@cgalvarezg
De continuar como se realizó el 2 de febrero de 2012 en Bogotá, el llamado Día sin Carro no tiene sentido. Debería abolirse. Los indicadores de una muy relativa reducción en la penosa contaminación de la ciudad y un panorama de sosiego aparente no compensan las pérdidas económicas, ni la molestia en que se ha convertido la jornada. El carácter de hito ciudadano con que comenzó la propuesta, y que nos dio figuración mundial, ha perdido sus cimientos de compromiso vital y extraviado su trascendencia pedagógica.

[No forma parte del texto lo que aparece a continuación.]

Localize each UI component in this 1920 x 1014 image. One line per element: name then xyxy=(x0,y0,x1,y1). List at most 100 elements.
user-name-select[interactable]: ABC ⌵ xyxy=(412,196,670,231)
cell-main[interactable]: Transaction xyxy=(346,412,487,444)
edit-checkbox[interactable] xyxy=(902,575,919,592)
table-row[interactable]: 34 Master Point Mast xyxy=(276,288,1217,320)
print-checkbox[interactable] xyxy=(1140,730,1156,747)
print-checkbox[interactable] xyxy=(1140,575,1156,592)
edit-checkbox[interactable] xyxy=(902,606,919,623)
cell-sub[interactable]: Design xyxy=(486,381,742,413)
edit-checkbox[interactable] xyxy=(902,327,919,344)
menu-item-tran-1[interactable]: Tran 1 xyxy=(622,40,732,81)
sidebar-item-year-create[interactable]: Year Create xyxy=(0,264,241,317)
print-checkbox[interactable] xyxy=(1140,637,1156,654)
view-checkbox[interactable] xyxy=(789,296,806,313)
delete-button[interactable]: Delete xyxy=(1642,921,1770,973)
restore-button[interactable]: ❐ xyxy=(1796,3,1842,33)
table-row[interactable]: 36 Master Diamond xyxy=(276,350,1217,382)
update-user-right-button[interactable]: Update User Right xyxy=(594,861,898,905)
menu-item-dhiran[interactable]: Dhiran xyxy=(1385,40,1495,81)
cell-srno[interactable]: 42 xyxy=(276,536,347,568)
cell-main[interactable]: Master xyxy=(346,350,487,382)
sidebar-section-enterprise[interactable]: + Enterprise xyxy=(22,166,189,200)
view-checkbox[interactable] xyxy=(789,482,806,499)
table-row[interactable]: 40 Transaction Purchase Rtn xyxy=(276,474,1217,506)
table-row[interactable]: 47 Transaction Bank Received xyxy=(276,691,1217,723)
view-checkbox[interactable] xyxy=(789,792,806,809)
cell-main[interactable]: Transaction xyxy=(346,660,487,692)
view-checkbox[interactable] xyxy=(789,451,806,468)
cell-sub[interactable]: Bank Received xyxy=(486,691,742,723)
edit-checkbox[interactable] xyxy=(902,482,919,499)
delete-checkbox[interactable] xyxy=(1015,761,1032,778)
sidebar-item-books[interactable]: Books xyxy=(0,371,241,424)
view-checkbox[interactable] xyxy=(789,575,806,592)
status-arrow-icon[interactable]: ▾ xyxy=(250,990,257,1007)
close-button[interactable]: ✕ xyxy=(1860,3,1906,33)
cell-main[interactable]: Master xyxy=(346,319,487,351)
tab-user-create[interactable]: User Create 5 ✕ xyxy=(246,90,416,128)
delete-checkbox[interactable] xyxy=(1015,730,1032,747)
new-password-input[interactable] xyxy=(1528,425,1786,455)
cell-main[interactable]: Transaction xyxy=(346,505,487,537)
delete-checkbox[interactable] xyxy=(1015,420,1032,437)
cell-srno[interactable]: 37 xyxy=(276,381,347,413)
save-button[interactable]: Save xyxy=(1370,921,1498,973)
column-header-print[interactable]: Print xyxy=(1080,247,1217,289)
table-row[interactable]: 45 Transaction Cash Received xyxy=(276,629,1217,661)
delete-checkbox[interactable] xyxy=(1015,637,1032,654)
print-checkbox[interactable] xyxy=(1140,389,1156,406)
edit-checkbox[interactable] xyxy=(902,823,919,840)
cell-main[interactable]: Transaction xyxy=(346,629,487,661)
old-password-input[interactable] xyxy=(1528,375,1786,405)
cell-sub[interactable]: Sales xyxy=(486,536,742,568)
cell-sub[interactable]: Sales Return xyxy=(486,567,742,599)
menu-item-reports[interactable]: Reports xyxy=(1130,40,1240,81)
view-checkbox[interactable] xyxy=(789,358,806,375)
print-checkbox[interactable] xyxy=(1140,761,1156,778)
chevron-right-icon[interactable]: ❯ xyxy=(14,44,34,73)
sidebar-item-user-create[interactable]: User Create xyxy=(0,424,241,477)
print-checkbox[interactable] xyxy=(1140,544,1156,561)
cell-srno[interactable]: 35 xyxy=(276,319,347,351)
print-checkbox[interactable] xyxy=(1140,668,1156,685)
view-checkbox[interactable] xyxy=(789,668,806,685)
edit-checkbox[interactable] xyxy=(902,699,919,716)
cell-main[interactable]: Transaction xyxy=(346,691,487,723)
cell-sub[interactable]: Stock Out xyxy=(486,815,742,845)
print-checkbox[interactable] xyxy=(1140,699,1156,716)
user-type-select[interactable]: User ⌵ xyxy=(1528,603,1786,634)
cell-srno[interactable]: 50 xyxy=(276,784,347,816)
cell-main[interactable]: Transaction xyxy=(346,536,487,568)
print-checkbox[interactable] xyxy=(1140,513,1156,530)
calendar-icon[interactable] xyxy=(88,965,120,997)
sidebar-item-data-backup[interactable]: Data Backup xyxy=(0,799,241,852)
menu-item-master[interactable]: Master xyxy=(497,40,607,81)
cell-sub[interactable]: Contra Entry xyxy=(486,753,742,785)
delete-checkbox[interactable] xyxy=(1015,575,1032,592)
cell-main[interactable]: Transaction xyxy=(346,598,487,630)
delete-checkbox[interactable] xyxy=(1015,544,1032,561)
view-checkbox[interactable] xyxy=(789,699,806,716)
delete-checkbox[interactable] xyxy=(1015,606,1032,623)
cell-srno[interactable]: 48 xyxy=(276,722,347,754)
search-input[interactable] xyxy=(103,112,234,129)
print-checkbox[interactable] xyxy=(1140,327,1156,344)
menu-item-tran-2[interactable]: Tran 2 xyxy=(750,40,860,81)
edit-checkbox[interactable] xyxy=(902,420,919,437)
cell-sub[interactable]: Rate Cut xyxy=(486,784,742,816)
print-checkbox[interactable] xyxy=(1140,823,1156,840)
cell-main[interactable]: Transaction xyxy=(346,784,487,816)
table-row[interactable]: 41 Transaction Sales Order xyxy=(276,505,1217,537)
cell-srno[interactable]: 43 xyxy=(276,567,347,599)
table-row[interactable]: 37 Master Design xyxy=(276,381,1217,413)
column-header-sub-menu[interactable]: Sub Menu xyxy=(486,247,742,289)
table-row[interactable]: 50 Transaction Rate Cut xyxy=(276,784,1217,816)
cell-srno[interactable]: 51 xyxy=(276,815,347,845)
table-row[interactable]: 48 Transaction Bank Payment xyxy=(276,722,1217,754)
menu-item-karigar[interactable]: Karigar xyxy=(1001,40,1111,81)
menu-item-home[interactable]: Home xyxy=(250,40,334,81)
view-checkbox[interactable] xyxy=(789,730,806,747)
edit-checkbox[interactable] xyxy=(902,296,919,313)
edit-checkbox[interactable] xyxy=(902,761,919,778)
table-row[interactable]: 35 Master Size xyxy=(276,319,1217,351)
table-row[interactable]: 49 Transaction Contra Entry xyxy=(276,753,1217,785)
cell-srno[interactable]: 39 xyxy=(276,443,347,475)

Hace 11 años se inició ese suceso de cultura ciudadana, que constituye su pilar esencial. Entonces sorprendimos al mundo al sacar de circulación por un día las oleadas de automóviles particulares, con su carga de contaminación, ocupación abusiva de espacios y exposición flagrante de individualismo hedonista.
Los años inmediatamente siguientes la celebración se hizo más sólida, al encajar en una realidad de ciudad nueva que entregó la administración de Enrique Peñalosa. Tenía sentido la austeridad automotriz en un paisaje de ciclo rutas, alamedas, parques, en el que la gente podía transitar en sus bicis, caminar e incluso intentar transportes ingeniosos, que engalanaban la festividad. Recuerdo que hubo gente que salió a caballo, y en todo caso, la imagen registrada del Alcalde Mayor, con su casco, circulando en compañía de un grupo de empresarios y autoridades, que si mal no recuerdo incluyeron en algún momento al Presidente de la República. Ritual obvio, por supuesto, ya que ese respaldo institucional tenía un significado pedagógico y respaldaba la trascendencia del ejercicio.
El registro de Alcalde y Presidente comprometidos ese Día sin Carro se tomaba las primeras páginas, los titulares de los noticieros
Nada de eso pasó en esta ocasión. O por lo menos yo no lo vi. Ni el Presidente de la República, ni el más claro protagonista de la jornada, el Alcalde Mayor de Bogotá, pedalearon, patinaron, caminaron o intentaron un sistema de vuelo, planeación o desplazamiento, que ilustrara una alternativa de movilidad diferente de zamparse en el carro privado. Extraño, por ejemplo, en Juan Manuel Santos, que es buen deportista, y sí se toma la foto en la Media Maratón y cuando trota en los parques centrales de las ciudades extranjeras.
Sin campañas pedagógicas, sin la presencia evidente de la Alcaldía Mayor de Bogotá –-el principal responsable de la jornada, su gestor ineludible–, sin grandes eventos que animaran a la ciudadanía, el día se afrontó como una molestia para la mayoría de personas. Como una versión de festivo tortuoso.
Miles de personas se movilizaron en TransMilenio, más apiñuscadas que todos los días. Estaciones repletas. Buses y busetas a tutiplay. Jornadas especiales en las oficinas, que dieron salida a las 4 de la tarde y entrada cuando se pudiera, no como una forma de comprometerse con el ambiente y un nuevo modo de vida, sino como una alternativa al sacrificio que representaba el día. Y claro: gente caminando feliz, por supuesto, ciclistas entusiastas y raudos patinadores, como heraldos en medio de la jartera general
El Día sin Carro brotan con evidencia los problemas que marcan el caos en el tránsito de la ciudad: la ola amarilla, las motos incontables y ubicuas y los privilegiados silvestres, que no guardan ni sus 4 x 4, ni sus escoltas, y se los restriegan con saña a los ciudadanos pedestres. No hay ocasión más propicia para apreciar que este es un país de privilegios y trampas, y que el único pecado de todos los demás, es no ser ni privilegiados ni tramposos.
El Día sin Carro o del No Carro, como también lo llaman, es ante todo una jornada de pedagogía. De cultura ciudadana. De compromiso feliz con una forma de vivir y de portarse en la ciudad, muy distinta a la que empleamos para castigar nuestro entorno los otros 364 días.
Su gestor principal es la Alcaldía Mayor de Bogotá. Es la encargada de dar ejemplo, propiciar acciones lúdicas y docentes, e impulsar a la empresa privada, para que se vincule activamente a los propósitos que encierra la colosal tarea de parar el automóvil privado. Ella prepara campañas pedagógicas, promueve el teletrabajo, estimula la unión de los ciudadanos y consensa alternativas para que la productividad de la ciudad no se vaya al traste. Y posiciona en la mentalidad de los habitantes, que el compromiso vale la pena, que esa alternativa de vida ecológica es viable y podría ocupar otros espacios de la agenda anual de la capital.
Yo no vi nada de eso este Día sin Carro. Percibí todo lo contrario. Y sobre todo, sin compromiso del Alcalde, y de la Alcaldía, es mejor acabar ese sirirí.